Number of positive vectors available: 180

In [10]:

assembler.assemble("DIP/human/training.nolabel.negative.Entrez.txt",
                   "features/training.DIP.negative.affinity.txt", verbose=True)

Reading pairfile: DIP/human/training.nolabel.negative.Entrez.txt
Checking feature sizes:
	 Data source affinityresults/results2/unique_data_ppi_coor_C2S_entrez.csv produces features of size 1.
Writing feature vectors..................................................................................................................................................................................................................................................................................................................
Wrote 3061800 vectors.
Matched 2.28 % of protein pairs in DIP/human/training.nolabel.negative.Entrez.txt to features from affinityresults/results2/unique_data_ppi_coor_C2S_entrez.csv

In [11]:

print "Number of negative vectors available: {0}".format(int(0.0228*3061800))

Number of negative vectors available: 69809

HIPPIE¶

We can do the same for the HIPPIE training set:

In [19]:

assembler.assemble("HIPPIE/hippie_current.pairs.txt",
                   "features/training.HIPPIE.positive.affinity.txt", verbose=True)

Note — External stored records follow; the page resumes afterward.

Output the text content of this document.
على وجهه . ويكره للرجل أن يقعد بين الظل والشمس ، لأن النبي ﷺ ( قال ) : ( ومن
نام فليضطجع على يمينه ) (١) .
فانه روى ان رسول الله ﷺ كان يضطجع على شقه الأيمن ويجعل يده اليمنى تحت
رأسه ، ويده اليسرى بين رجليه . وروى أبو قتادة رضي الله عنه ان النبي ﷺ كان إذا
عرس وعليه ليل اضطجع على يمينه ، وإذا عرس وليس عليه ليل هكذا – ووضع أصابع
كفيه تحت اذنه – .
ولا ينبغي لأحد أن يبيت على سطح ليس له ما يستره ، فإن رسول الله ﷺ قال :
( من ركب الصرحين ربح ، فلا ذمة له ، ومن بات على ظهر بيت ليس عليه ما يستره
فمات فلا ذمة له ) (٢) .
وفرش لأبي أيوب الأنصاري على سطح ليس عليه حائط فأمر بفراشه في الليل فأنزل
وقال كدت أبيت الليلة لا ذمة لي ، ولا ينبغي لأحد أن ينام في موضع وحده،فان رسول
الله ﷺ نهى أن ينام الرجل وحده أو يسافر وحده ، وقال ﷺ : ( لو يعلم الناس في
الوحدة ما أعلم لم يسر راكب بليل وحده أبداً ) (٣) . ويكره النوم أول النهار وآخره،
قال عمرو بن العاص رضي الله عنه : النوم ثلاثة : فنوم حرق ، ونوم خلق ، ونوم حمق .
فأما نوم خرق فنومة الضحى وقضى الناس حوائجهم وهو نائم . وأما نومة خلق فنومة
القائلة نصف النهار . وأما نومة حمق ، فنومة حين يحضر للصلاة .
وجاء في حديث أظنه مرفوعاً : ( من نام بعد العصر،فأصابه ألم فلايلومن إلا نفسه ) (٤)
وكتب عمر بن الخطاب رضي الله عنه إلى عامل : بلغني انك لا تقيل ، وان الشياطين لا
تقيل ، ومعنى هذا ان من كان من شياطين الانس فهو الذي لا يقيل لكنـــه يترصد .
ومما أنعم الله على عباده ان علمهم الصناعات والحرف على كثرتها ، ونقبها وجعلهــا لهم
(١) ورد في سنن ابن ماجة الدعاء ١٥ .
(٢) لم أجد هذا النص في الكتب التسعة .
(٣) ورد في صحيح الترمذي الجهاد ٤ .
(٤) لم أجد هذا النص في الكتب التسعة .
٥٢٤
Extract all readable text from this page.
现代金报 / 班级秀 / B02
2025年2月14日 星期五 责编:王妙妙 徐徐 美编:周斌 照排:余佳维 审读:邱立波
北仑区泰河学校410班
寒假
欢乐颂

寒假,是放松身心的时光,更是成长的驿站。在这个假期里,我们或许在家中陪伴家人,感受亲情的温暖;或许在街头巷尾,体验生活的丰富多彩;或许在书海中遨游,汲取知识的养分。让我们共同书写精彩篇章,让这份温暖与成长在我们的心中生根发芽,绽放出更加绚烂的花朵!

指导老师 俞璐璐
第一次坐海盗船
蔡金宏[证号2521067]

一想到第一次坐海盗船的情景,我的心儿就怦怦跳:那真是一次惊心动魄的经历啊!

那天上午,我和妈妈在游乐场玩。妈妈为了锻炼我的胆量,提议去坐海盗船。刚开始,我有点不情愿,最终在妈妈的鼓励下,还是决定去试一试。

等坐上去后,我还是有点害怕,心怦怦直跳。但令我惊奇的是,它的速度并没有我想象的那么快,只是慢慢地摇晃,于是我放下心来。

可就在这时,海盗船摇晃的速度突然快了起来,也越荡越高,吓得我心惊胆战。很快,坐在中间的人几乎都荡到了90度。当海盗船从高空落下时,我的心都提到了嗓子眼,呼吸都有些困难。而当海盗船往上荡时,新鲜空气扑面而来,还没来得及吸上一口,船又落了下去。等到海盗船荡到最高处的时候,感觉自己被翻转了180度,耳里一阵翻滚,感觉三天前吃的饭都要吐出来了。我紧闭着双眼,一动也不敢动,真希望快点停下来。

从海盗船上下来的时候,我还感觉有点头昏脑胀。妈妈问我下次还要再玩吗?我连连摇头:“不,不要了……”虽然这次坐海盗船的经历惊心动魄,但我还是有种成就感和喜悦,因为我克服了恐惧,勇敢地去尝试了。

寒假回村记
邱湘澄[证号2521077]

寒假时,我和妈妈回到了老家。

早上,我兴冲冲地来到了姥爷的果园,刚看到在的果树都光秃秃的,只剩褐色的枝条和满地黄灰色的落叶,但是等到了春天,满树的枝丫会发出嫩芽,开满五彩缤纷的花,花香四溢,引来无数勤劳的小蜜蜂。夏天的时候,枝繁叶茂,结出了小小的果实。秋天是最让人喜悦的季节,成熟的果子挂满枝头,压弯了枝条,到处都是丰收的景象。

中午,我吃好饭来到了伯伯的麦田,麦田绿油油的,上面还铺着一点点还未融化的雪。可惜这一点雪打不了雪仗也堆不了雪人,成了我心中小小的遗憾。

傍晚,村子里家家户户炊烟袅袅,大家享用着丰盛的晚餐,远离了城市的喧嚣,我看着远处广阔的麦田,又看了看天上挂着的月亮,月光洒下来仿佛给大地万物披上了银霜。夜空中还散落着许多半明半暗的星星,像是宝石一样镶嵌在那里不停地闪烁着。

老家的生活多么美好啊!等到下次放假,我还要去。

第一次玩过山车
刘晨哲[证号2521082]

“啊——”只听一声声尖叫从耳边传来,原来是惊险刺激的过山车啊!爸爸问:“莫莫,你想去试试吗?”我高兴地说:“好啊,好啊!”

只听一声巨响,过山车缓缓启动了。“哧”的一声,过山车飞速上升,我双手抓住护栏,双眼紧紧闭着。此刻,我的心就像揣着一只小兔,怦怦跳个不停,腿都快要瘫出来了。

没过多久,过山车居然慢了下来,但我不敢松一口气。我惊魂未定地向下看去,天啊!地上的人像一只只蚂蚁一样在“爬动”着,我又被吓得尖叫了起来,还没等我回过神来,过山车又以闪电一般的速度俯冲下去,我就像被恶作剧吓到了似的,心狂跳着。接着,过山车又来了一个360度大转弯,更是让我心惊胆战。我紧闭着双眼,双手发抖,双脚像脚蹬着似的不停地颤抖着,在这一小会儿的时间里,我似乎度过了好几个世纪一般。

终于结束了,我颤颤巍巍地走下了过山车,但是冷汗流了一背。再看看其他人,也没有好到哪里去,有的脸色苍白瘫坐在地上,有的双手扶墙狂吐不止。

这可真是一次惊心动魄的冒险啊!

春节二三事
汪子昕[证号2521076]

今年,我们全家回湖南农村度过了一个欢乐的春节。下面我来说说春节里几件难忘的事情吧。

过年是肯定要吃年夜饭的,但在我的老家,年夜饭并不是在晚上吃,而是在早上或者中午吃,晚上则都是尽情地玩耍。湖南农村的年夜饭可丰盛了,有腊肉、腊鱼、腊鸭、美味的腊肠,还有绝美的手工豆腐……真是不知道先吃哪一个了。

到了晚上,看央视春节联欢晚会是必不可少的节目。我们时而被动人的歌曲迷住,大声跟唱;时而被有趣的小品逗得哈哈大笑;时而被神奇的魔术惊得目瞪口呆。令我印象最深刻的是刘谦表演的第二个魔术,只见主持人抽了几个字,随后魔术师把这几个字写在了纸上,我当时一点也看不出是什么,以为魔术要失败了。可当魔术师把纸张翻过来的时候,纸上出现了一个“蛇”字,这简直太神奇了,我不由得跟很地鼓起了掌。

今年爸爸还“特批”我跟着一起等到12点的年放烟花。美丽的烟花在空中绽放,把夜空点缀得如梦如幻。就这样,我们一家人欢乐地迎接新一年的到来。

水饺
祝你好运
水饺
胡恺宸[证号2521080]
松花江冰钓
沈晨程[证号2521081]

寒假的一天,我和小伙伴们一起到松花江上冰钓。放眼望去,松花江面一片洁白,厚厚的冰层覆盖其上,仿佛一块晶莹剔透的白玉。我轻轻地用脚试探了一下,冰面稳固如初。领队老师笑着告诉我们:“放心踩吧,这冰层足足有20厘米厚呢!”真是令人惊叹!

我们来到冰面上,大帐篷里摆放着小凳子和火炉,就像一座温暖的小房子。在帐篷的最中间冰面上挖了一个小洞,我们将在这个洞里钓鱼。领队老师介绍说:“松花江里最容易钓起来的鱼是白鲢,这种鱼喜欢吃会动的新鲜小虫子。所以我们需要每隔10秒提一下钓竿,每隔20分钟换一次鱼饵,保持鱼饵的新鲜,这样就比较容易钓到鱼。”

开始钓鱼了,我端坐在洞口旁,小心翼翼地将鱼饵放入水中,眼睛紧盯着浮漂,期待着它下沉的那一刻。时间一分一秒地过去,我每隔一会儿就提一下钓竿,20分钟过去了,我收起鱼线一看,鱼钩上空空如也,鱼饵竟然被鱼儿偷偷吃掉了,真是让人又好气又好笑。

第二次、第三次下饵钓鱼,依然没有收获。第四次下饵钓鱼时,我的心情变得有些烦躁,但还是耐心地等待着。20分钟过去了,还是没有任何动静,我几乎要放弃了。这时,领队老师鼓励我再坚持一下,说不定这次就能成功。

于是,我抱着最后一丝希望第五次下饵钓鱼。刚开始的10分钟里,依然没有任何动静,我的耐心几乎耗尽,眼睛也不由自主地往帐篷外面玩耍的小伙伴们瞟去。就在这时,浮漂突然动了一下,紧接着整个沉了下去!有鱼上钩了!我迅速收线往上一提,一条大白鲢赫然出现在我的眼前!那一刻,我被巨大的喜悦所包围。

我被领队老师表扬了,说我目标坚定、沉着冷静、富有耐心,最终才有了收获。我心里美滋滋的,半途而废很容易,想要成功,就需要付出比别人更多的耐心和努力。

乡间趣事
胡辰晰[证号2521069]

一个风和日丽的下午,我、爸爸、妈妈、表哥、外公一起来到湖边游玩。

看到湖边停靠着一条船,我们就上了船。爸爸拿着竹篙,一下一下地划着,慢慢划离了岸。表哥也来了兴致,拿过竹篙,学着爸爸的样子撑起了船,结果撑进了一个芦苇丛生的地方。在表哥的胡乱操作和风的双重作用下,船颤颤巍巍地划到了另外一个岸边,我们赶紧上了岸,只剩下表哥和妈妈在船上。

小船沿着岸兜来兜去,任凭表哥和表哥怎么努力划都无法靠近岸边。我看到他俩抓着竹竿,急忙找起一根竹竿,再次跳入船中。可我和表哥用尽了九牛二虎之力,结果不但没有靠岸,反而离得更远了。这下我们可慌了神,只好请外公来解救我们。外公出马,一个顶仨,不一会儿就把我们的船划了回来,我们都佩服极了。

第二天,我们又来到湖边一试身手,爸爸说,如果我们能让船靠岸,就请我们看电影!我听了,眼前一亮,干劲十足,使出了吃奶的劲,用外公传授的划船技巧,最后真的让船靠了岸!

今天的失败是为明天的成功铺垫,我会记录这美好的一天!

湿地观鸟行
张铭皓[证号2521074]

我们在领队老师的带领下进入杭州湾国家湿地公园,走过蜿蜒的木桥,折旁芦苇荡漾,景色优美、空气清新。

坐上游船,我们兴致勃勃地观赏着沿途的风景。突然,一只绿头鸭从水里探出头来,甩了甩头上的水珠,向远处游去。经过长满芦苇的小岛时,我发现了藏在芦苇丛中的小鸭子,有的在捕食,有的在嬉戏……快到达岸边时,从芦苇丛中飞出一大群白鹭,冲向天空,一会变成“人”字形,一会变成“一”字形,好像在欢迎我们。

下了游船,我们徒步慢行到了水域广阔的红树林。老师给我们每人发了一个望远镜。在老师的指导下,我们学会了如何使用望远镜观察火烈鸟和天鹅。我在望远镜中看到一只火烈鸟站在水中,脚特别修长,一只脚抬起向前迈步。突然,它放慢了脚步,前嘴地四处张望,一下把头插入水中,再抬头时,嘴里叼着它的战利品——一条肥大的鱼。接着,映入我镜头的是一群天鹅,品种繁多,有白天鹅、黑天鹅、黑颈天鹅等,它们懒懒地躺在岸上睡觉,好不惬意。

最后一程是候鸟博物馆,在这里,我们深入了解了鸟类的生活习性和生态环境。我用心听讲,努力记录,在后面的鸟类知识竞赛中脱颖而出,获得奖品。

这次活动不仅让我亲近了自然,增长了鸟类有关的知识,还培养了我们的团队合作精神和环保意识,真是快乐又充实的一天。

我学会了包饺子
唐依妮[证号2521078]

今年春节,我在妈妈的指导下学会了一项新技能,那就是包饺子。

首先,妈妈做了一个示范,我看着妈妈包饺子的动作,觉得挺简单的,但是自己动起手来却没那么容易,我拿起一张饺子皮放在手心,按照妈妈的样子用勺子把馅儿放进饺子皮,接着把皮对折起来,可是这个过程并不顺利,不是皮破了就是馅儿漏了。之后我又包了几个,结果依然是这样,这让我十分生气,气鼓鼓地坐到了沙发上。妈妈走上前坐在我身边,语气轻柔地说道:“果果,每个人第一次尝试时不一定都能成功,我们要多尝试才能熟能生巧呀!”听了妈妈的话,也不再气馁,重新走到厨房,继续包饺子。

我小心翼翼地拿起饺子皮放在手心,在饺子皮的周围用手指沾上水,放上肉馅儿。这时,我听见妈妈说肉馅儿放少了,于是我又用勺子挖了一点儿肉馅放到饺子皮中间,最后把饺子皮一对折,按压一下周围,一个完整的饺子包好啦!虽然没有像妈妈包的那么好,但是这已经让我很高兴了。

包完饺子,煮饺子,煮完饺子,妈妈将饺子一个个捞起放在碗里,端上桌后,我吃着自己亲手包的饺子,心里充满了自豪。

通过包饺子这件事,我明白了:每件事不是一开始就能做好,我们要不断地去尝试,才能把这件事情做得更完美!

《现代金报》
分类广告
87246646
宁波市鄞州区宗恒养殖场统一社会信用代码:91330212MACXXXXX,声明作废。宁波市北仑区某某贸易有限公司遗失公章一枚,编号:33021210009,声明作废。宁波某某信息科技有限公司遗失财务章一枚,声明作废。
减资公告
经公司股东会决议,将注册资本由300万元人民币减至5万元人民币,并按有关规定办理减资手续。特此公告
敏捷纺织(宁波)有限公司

Reading pairfile: HIPPIE/hippie_current.pairs.txt
Checking feature sizes:
	 Data source affinityresults/results2/unique_data_ppi_coor_C2S_entrez.csv produces features of size 1.
Writing feature vectors................
Wrote 169626 vectors.
Matched 8.96 % of protein pairs in HIPPIE/hippie_current.pairs.txt to features from affinityresults/results2/unique_data_ppi_coor_C2S_entrez.csv

In [20]:

print "Number of positive HIPPIE interactions available: {0}".format(int(0.0896*169626))

Number of positive HIPPIE interactions available: 15198

So the above may be a viable strategy.